Confesso
Confesso que pequei
Pequei, pois amo minha mulher.
Que se há de fazer?
Amo.
Amo desde quando nos conhecemos
Amo desde o primeiro e ainda depois do décimo filho.
Amo desde o nervoso beijo de casamento.
Amo a jovialidade das rugas que sentia quando nela fazia uma carícia.
Não suportava vê-la de cara emburrada sem qualquer razão.
E, ao responder com um seco “nada” a pergunta sobre o que ela tinha
Ela conseguia atiçar a minha vida
Me fazia desejar ser capaz de preencher aquele nada que a entristecia.
Sinto saudades dos bons momentos que tive com ela
Não falo dos momentos de latente romance
Nesses qualquer apaixonado pode perceber a felicidade
Falo dos momentos "simplórios"
Da forma como ela passava manteiga no pão
Sempre virando a faquinha de uma lado para o outro
Procurando que ao final não houvesse qualquer sobra.
Falo da forma como ela reclamava de enjôo
Quando, namorados na varanda,
Eu insistia em acelerar o balanço da rede.
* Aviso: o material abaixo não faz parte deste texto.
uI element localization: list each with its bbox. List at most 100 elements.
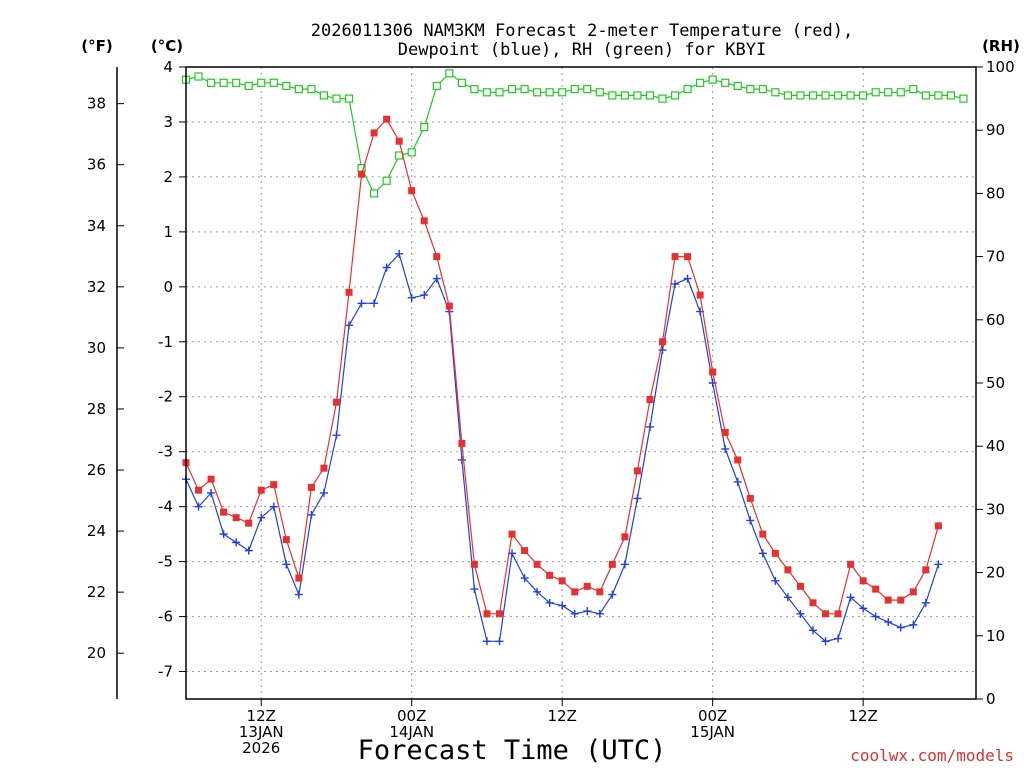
rh-point [445,69,454,78]
rh-point [884,88,893,97]
rh-point [783,91,793,100]
rh-point [219,78,228,87]
temperature-point [897,596,905,604]
dewpoint-point [846,593,855,602]
rh-point [846,91,855,100]
dewpoint-point [319,488,328,497]
rh-point [257,78,266,87]
dewpoint-point [370,299,379,308]
dewpoint-point [244,546,253,555]
dewpoint-point [520,574,529,583]
rh-point [821,91,830,100]
series-dewpoint [182,249,943,646]
rh-point [495,88,504,97]
rh-point [533,88,542,97]
dewpoint-point [345,321,354,330]
rh-point [319,91,329,100]
temperature-point [784,566,792,574]
dewpoint-point [746,516,755,525]
rh-point [633,91,642,100]
temperature-point [884,596,892,604]
temperature-point [659,338,667,346]
fahrenheit-tick-label: 30 [87,339,106,357]
fahrenheit-tick-label: 32 [87,278,106,296]
rh-point [457,78,466,87]
rh-point [420,122,429,132]
celsius-tick-label: 4 [163,58,173,76]
celsius-tick-label: -1 [158,333,173,351]
rh-point [432,81,441,91]
rh-point [583,85,592,94]
time-tick-label: 2026 [242,739,280,757]
temperature-point [621,533,629,541]
dewpoint-point [219,530,228,539]
rh-point [244,81,253,91]
rh-point [332,94,341,103]
dewpoint-point [545,598,554,607]
chart-title-line1: 2026011306 NAM3KM Forecast 2-meter Tempe… [311,21,853,41]
time-tick-label: 13JAN [239,723,284,741]
rh-tick-label: 60 [986,311,1005,329]
gridlines [186,66,976,699]
rh-point [344,94,354,103]
temperature-point [521,547,529,555]
time-tick-label: 00Z [698,707,727,725]
time-tick-label: 15JAN [690,723,735,741]
temperature-point [295,574,303,582]
dewpoint-point [633,494,642,503]
dewpoint-point [583,607,592,616]
temperature-point [872,585,880,593]
temperature-point [470,560,478,568]
temperature-point [245,519,253,527]
rh-axis-unit: (RH) [982,37,1020,55]
time-tick-label: 12Z [848,707,877,725]
rh-point [859,91,868,100]
temperature-point [684,253,692,261]
temperature-point [195,486,203,494]
dewpoint-point [683,274,692,283]
dewpoint-point [294,590,303,599]
dewpoint-point [482,637,491,646]
temperature-point [370,129,378,137]
celsius-tick-label: -3 [158,443,173,461]
dewpoint-point [834,634,843,643]
rh-tick-label: 0 [986,690,996,708]
fahrenheit-axis-unit: (°F) [81,37,112,55]
temperature-point [332,398,340,406]
dewpoint-point [733,477,742,486]
dewpoint-point [620,560,629,569]
temperature-point [508,530,516,538]
temperature-point [395,137,403,145]
x-axis-label: Forecast Time (UTC) [358,735,667,766]
temperature-point [771,549,779,557]
temperature-point [320,464,328,472]
dewpoint-point [470,585,479,594]
dewpoint-point [232,538,241,547]
rh-point [269,78,278,87]
dewpoint-point [558,601,567,610]
temperature-point [809,599,817,607]
rh-point [771,88,780,97]
rh-tick-label: 100 [986,58,1015,76]
celsius-tick-label: -6 [158,608,173,626]
dewpoint-point [934,560,943,569]
temperature-point [759,530,767,538]
temperature-point [483,610,491,618]
temperature-point [270,481,278,489]
fahrenheit-tick-label: 26 [87,461,106,479]
dewpoint-point [671,280,680,289]
rh-point [746,85,755,94]
fahrenheit-tick-label: 24 [87,522,106,540]
dewpoint-point [721,444,730,453]
rh-tick-label: 20 [986,564,1005,582]
dewpoint-point [495,637,504,646]
dewpoint-point [282,560,291,569]
rh-point [921,91,930,100]
rh-point [959,94,968,103]
time-tick-label: 00Z [397,707,426,725]
dewpoint-point [307,510,316,519]
temperature-point [646,395,654,403]
temperature-point [709,368,717,376]
rh-point [558,88,567,97]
Falo da menina que, aos setenta anos
Ainda se divertia em ouvir o barulho das folhas secas estaladas pelos seus pés
“Não são mais tão ageis, mas ainda esmagam” – ela diz
Falo da mãe que fingia não estar preocupada com o filho que saia de casa
Que queria manter a força na minha presença para que eu não chorasse
Mas que não deixava de tremer e apertar minha mão com força
Sim, ainda amo a minha mulher
Aliás amo-a cada vez mais
Por isto, considere-me culpado
Culpado, pois sempre amei
Culpado, pois com ela de outra não precisei
Culpado, por ter renegado o machismo
E ter admitido
Que por uma mulher eu vivi e ainda viverei.